Comme lui, 31 autres étudiants ont déclaré avoir été victimes de propos validistes. « Elle parle bien pour une autiste », « trois jours de coma ce n’est pas grand-chose », « tout le monde a des problèmes, tu devrais faire des efforts », sont des agressions souvent revenues dans notre questionnaire.
Un manque de coopération
« C’est toujours des : “Allez, fais un effort” », confirme Lazare (1), inscrit à l’Université Grenoble-Alpes (2). Cet étudiant polyhandicapé a une fibromyalgie (douleurs chroniques), en plus d’une fatigue extrême et de plusieurs troubles psychiques. Comme dans 80% des cas, son handicap est invisible. Il est ainsi souvent oublié et pas toujours prit au sérieux. Il y a quelques mois, Lazare envoie un mail à un prof’ pour lui demander de travailler seul. Il explique que les travaux à plusieurs sont sources d’angoisse et d’épuisement. « Essaie en groupe et puis tu verras bien…», lui répond-on. Il commente :
« Je n’ai pas besoin d’essayer, je sais que je ne peux pas en fait. Si j’étais tétraplégique, on ne me dirait pas : “Essaie de marcher, tu verras bien”. »
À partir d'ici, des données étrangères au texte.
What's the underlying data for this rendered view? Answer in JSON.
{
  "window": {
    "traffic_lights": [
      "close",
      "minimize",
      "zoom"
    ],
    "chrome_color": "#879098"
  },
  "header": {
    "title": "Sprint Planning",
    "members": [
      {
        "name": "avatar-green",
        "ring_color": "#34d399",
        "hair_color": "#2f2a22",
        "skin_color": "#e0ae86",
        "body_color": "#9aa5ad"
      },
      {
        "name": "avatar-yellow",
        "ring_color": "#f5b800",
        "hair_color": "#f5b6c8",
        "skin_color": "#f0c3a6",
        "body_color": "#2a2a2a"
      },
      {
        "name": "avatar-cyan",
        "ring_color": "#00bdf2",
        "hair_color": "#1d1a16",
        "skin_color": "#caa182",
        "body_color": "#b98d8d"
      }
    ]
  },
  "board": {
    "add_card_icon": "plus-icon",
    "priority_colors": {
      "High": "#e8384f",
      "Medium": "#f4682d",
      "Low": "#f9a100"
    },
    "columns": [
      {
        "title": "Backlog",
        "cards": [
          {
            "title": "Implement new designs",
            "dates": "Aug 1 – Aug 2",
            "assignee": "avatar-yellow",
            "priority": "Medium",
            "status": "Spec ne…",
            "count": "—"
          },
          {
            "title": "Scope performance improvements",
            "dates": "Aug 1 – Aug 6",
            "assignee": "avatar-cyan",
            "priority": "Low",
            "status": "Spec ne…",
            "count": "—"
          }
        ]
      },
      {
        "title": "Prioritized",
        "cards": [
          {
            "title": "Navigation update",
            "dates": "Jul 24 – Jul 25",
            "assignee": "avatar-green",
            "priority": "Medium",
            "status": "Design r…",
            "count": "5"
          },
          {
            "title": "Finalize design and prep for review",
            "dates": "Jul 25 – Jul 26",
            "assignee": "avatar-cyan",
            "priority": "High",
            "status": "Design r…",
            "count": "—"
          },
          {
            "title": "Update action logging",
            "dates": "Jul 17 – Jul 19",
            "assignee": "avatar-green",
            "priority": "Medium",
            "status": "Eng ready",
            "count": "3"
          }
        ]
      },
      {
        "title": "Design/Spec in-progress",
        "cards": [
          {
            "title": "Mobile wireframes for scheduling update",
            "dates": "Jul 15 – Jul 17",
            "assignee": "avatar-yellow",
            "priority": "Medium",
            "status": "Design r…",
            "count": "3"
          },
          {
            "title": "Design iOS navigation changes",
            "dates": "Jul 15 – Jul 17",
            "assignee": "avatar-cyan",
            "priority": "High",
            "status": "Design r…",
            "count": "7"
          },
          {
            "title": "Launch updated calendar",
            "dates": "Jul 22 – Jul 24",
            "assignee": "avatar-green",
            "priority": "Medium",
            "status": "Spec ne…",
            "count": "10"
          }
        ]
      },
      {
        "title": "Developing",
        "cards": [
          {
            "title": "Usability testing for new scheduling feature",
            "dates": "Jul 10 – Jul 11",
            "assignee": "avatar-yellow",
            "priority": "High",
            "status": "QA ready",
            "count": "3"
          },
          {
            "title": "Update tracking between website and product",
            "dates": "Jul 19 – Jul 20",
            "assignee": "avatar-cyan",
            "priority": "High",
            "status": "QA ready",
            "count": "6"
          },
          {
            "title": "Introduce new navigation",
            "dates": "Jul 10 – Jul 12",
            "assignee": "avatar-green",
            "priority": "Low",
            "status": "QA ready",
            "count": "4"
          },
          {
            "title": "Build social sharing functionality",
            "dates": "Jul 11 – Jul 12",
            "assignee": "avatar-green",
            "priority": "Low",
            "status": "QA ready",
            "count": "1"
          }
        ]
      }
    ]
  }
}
Outre les propos validistes, certains enseignants font preuve d’un manque de coopération, rapportent 36% des interrogés, soit 26 étudiants. Dans une université du sud de la France, Claire (1) peine parfois à suivre et à comprendre ses classes à cause de sa surdité. Lorsqu’elle n’entend pas un mot ou un concept, « ça détruit tout mon cours ». Alors, elle a demandé à ses professeurs d’avoir accès à leurs fichiers de cursus. Elle a pourtant essuyé de multiples refus :
« Ils ont peur que je les passe à mes camarades et qu’ils puissent tricher. Même si je promets de ne pas les donner, ils ne veulent pas. »
« C’était dans un cours de grammaire, j’étais assis en haut de l’amphithéâtre. » / Crédits : Aurelie Garnier
Même constat pour Etienne (1), étudiant polyhandicapé en droit. Ses profs ont peur du plagiat :
« Le milieu éducatif ne s’adapte pas aux personnes handicapées, c’est marche ou crève. »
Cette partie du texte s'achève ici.